Von Martin Köhl und Marion Krüger-Hundrup
Wenn eine Persönlichkeit, die das musikalische Leben Bambergs 33 Jahre lang wesentlich mitgeprägt hat, aus dem aktiven Dienst scheidet, hätte man eigentlich eine opulente musikalische Finissage erwarten dürfen. Aber daraus, Corona sei’s geklagt, wird nichts. Und so muss Werner Pees, Bambergs langjähriger Domkapellmeister, jetzt leise abtreten. Aber irgendwie passt das auch zu ihm, denn er gehört schon immer zu jener rarer werdenden Spezies Mensch, die alleine durch ihr Wirken überzeugen will, nicht durch umtriebiges Marketing für’s eigene Ego.

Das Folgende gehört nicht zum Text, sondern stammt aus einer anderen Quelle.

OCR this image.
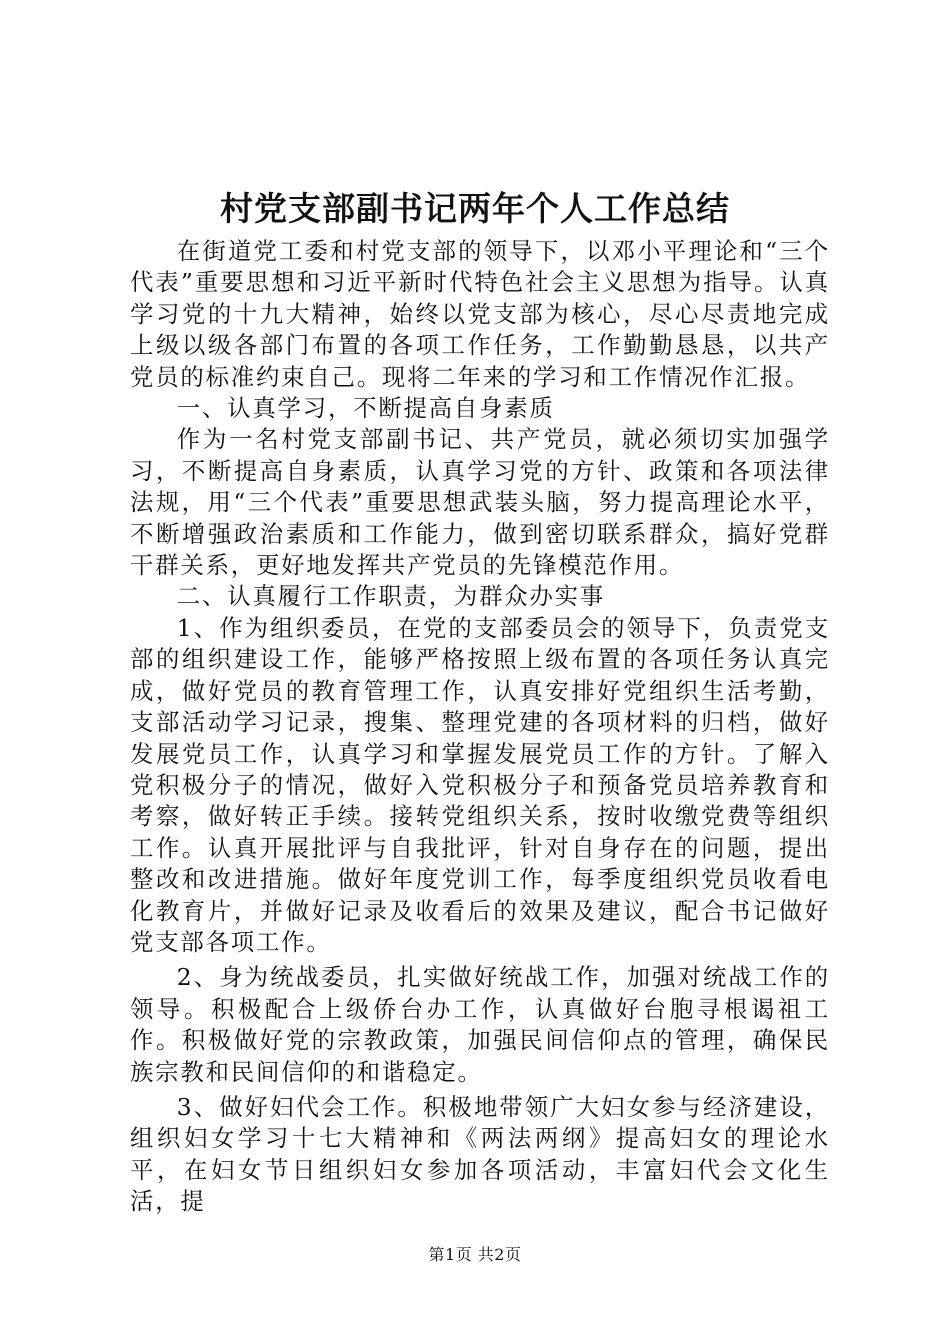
村党支部副书记两年个人工作总结

在街道党工委和村党支部的领导下，以邓小平理论和“三个代表”重要思想和习近平新时代特色社会主义思想为指导。认真学习党的十九大精神，始终以党支部为核心，尽心尽责地完成上级以级各部门布置的各项工作任务，工作勤勤恳恳，以共产党员的标准约束自己。现将二年来的学习和工作情况作汇报。

一、认真学习，不断提高自身素质

作为一名村党支部副书记、共产党员，就必须切实加强学习，不断提高自身素质，认真学习党的方针、政策和各项法律法规，用“三个代表”重要思想武装头脑，努力提高理论水平，不断增强政治素质和工作能力，做到密切联系群众，搞好党群干群关系，更好地发挥共产党员的先锋模范作用。

二、认真履行工作职责，为群众办实事

1、作为组织委员，在党的支部委员会的领导下，负责党支部的组织建设工作，能够严格按照上级布置的各项任务认真完成，做好党员的教育管理工作，认真安排好党组织生活考勤，支部活动学习记录，搜集、整理党建的各项材料的归档，做好发展党员工作，认真学习和掌握发展党员工作的方针。了解入党积极分子的情况，做好入党积极分子和预备党员培养教育和考察，做好转正手续。接转党组织关系，按时收缴党费等组织工作。认真开展批评与自我批评，针对自身存在的问题，提出整改和改进措施。做好年度党训工作，每季度组织党员收看电化教育片，并做好记录及收看后的效果及建议，配合书记做好党支部各项工作。

2、身为统战委员，扎实做好统战工作，加强对统战工作的领导。积极配合上级侨台办工作，认真做好台胞寻根谒祖工作。积极做好党的宗教政策，加强民间信仰点的管理，确保民族宗教和民间信仰的和谐稳定。

3、做好妇代会工作。积极地带领广大妇女参与经济建设，组织妇女学习十七大精神和《两法两纲》提高妇女的理论水平，在妇女节日组织妇女参加各项活动，丰富妇代会文化生活，提

第1页 共2页
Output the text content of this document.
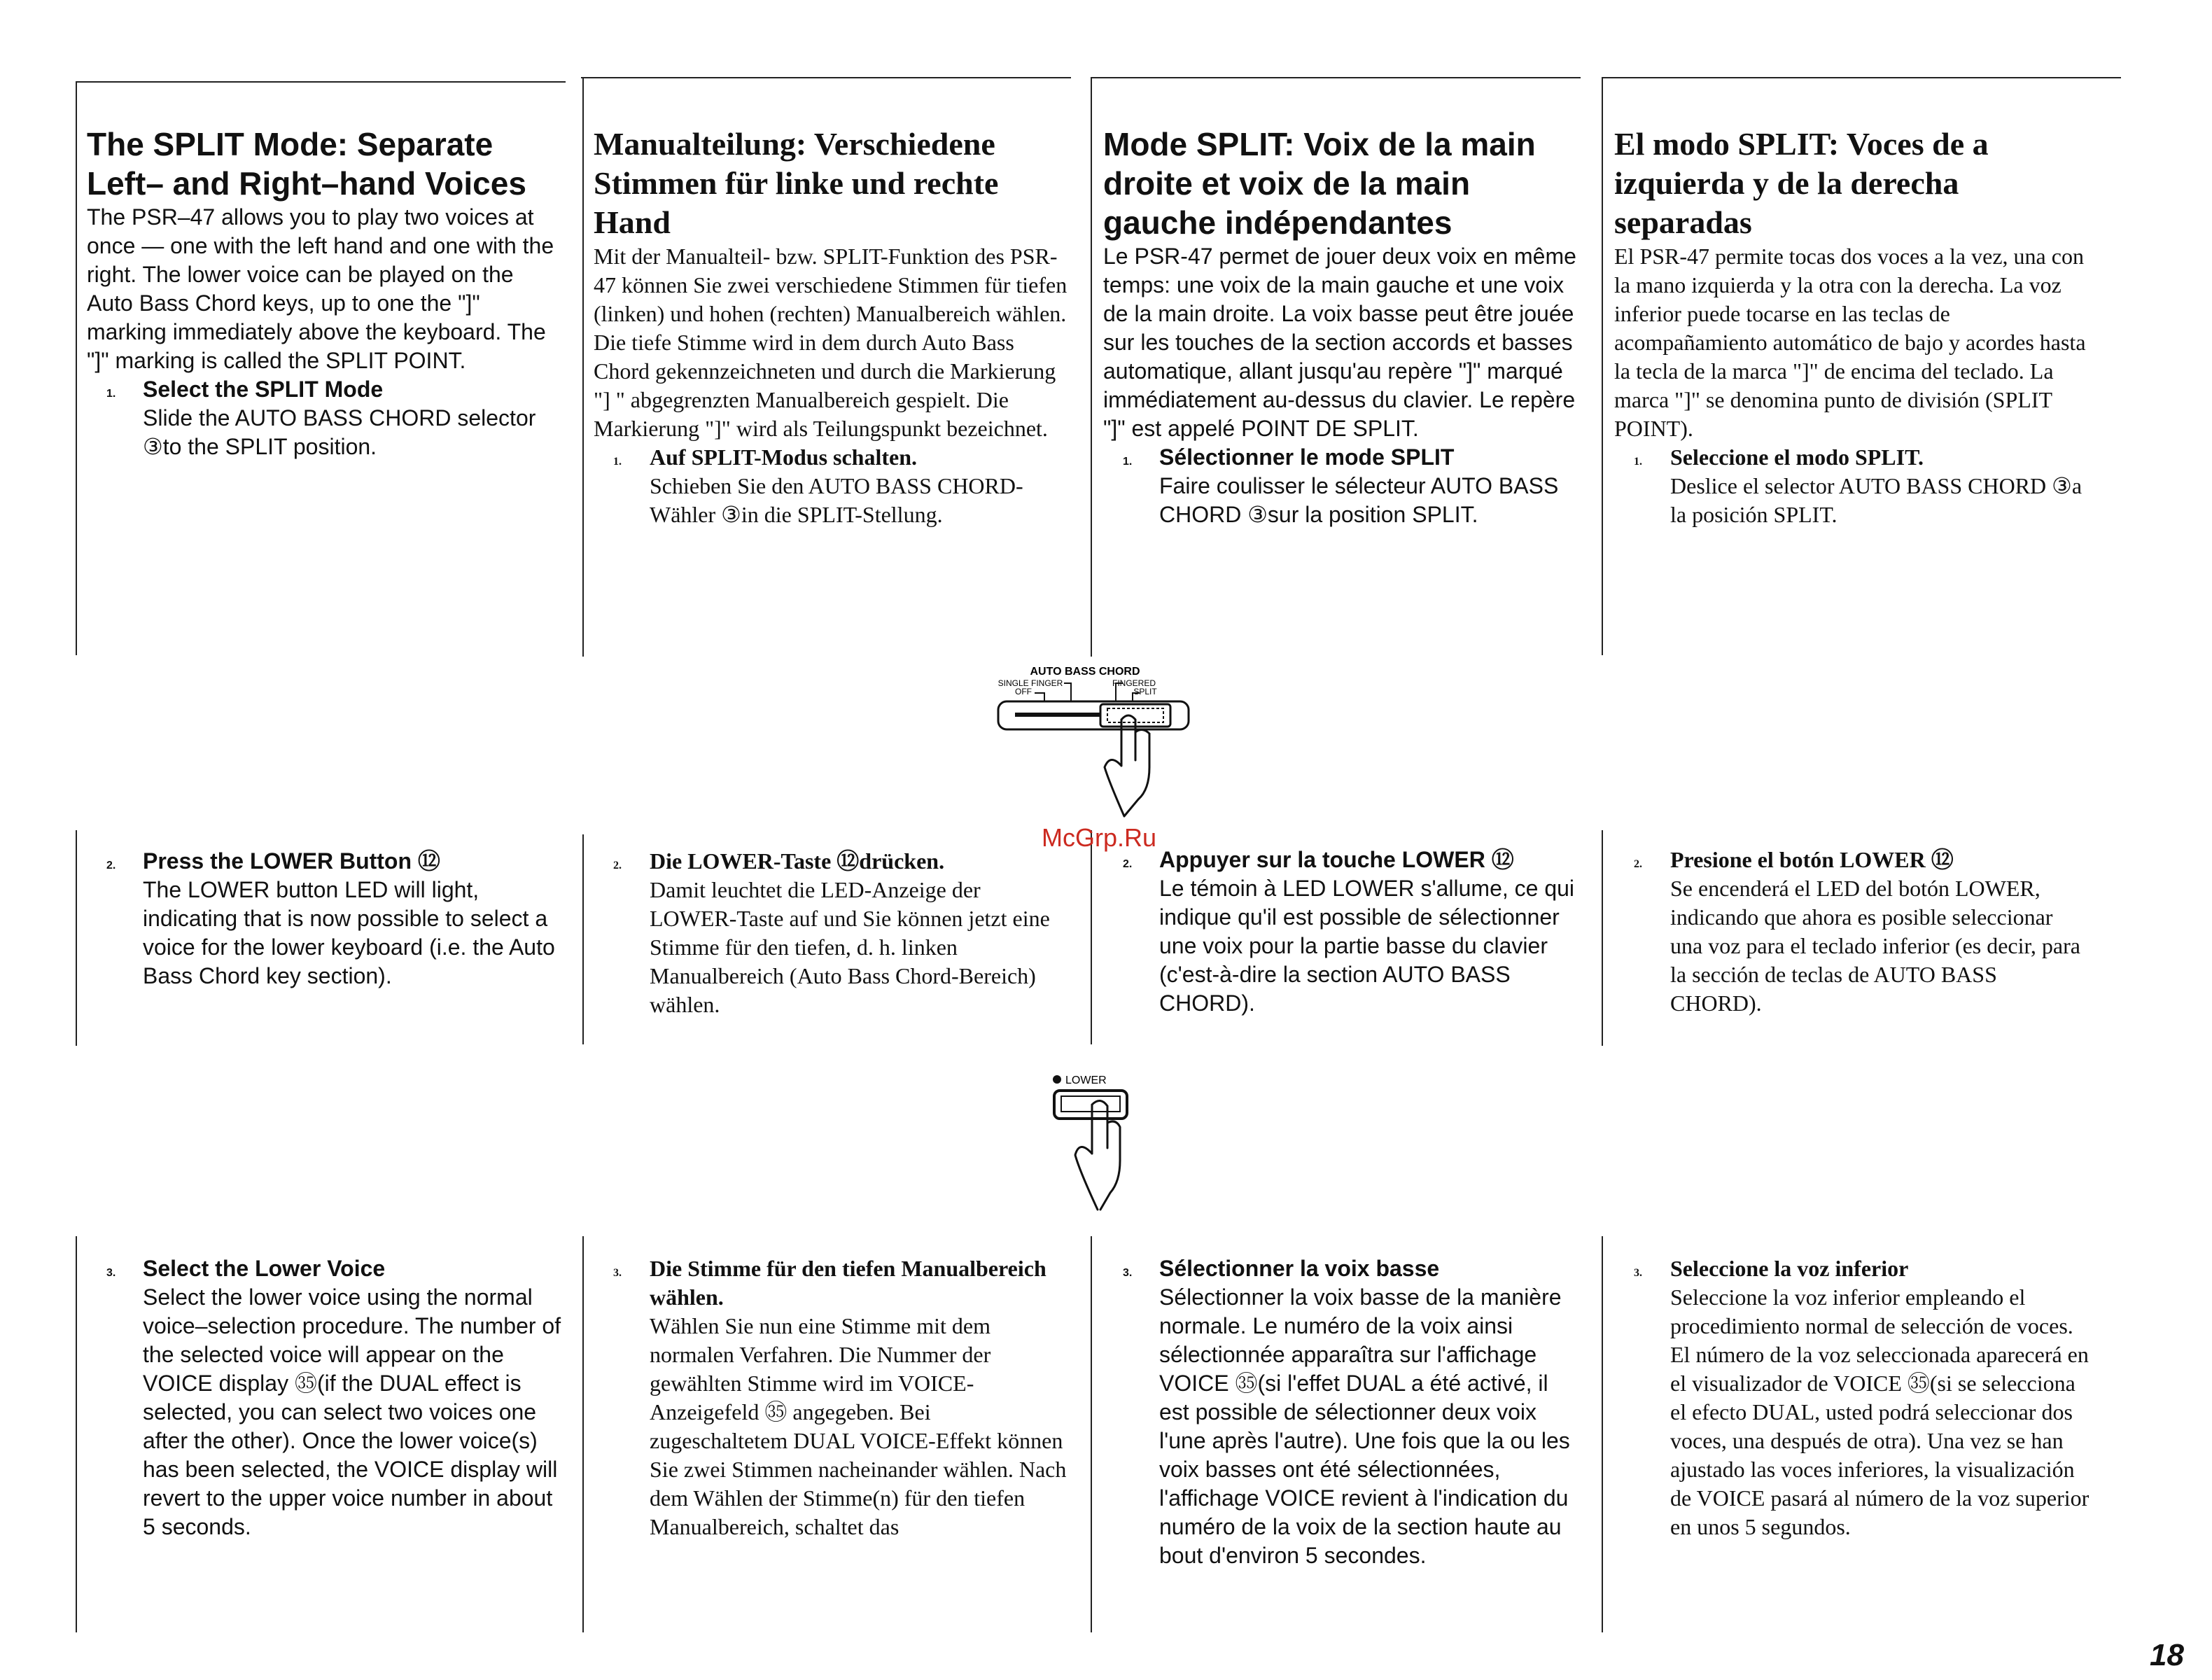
The SPLIT Mode: Separate Left– and Right–hand Voices

The PSR–47 allows you to play two voices at once — one with the left hand and one with the right. The lower voice can be played on the Auto Bass Chord keys, up to one the "]" marking immediately above the keyboard. The "]" marking is called the SPLIT POINT.

1. Select the SPLIT Mode

Slide the AUTO BASS CHORD selector ③to the SPLIT position.

2. Press the LOWER Button ⑫

The LOWER button LED will light, indicating that is now possible to select a voice for the lower keyboard (i.e. the Auto Bass Chord key section).

3. Select the Lower Voice

Select the lower voice using the normal voice–selection procedure. The number of the selected voice will appear on the VOICE display ㉟(if the DUAL effect is selected, you can select two voices one after the other). Once the lower voice(s) has been selected, the VOICE display will revert to the upper voice number in about 5 seconds.

Manualteilung: Verschiedene Stimmen für linke und rechte Hand

Mit der Manualteil- bzw. SPLIT-Funktion des PSR-47 können Sie zwei verschiedene Stimmen für tiefen (linken) und hohen (rechten) Manualbereich wählen. Die tiefe Stimme wird in dem durch Auto Bass Chord gekennzeichneten und durch die Markierung "] " abgegrenzten Manualbereich gespielt. Die Markierung "]" wird als Teilungspunkt bezeichnet.

1. Auf SPLIT-Modus schalten.

Schieben Sie den AUTO BASS CHORD-Wähler ③in die SPLIT-Stellung.

2. Die LOWER-Taste ⑫drücken.

Damit leuchtet die LED-Anzeige der LOWER-Taste auf und Sie können jetzt eine Stimme für den tiefen, d. h. linken Manualbereich (Auto Bass Chord-Bereich) wählen.

3. Die Stimme für den tiefen Manualbereich wählen.

Wählen Sie nun eine Stimme mit dem normalen Verfahren. Die Nummer der gewählten Stimme wird im VOICE-Anzeigefeld ㉟ angegeben. Bei zugeschaltetem DUAL VOICE-Effekt können Sie zwei Stimmen nacheinander wählen. Nach dem Wählen der Stimme(n) für den tiefen Manualbereich, schaltet das

Mode SPLIT: Voix de la main droite et voix de la main gauche indépendantes

Le PSR-47 permet de jouer deux voix en même temps: une voix de la main gauche et une voix de la main droite. La voix basse peut être jouée sur les touches de la section accords et basses automatique, allant jusqu'au repère "]" marqué immédiatement au-dessus du clavier. Le repère "]" est appelé POINT DE SPLIT.

1. Sélectionner le mode SPLIT

Faire coulisser le sélecteur AUTO BASS CHORD ③sur la position SPLIT.

2. Appuyer sur la touche LOWER ⑫

Le témoin à LED LOWER s'allume, ce qui indique qu'il est possible de sélectionner une voix pour la partie basse du clavier (c'est-à-dire la section AUTO BASS CHORD).

3. Sélectionner la voix basse

Sélectionner la voix basse de la manière normale. Le numéro de la voix ainsi sélectionnée apparaîtra sur l'affichage VOICE ㉟(si l'effet DUAL a été activé, il est possible de sélectionner deux voix l'une après l'autre). Une fois que la ou les voix basses ont été sélectionnées, l'affichage VOICE revient à l'indication du numéro de la voix de la section haute au bout d'environ 5 secondes.

El modo SPLIT: Voces de a izquierda y de la derecha separadas

El PSR-47 permite tocas dos voces a la vez, una con la mano izquierda y la otra con la derecha. La voz inferior puede tocarse en las teclas de acompañamiento automático de bajo y acordes hasta la tecla de la marca "]" de encima del teclado. La marca "]" se denomina punto de división (SPLIT POINT).

1. Seleccione el modo SPLIT.

Deslice el selector AUTO BASS CHORD ③a la posición SPLIT.

2. Presione el botón LOWER ⑫

Se encenderá el LED del botón LOWER, indicando que ahora es posible seleccionar una voz para el teclado inferior (es decir, para la sección de teclas de AUTO BASS CHORD).

3. Seleccione la voz inferior

Seleccione la voz inferior empleando el procedimiento normal de selección de voces. El número de la voz seleccionada aparecerá en el visualizador de VOICE ㉟(si se selecciona el efecto DUAL, usted podrá seleccionar dos voces, una después de otra). Una vez se han ajustado las voces inferiores, la visualización de VOICE pasará al número de la voz superior en unos 5 segundos.

AUTO BASS CHORD
SINGLE FINGER
OFF
FINGERED
SPLIT
LOWER
McGrp.Ru
18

So bar jeglicher Eitelkeit lässt sich für ihn wohl prognostizieren, dass er in einem Wettbewerb um den Meister des understatement als der klare Sieger hervorgehen würde. Sieger auch im rechten Verständnis einer Musik in Gottesdiensten, die Werner Pees als „Mitwirkung an der Liturgie“ versteht, wie er sagt: Die Domsänger und –sängerinnen „sind Mitliturgen und keine Auftretenden, wir geben kein Konzert in der Messe!“
Und er fügt unmissverständlich hinzu: „Ohne geistlich-spirituellen Hintergrund versteht man die Kirchenmusik nicht.“ So sei auch jedes geistliche Konzert, das er durchaus auch mit Chor, Orchester, Solisten gegeben habe, für ihn ein einziges „Lob Gottes“. Ein Credo, das der 65-jährige verheiratete Familienvater von drei inzwischen erwachsenen Kindern nicht nur in seinem Berufsleben verinnerlicht hat.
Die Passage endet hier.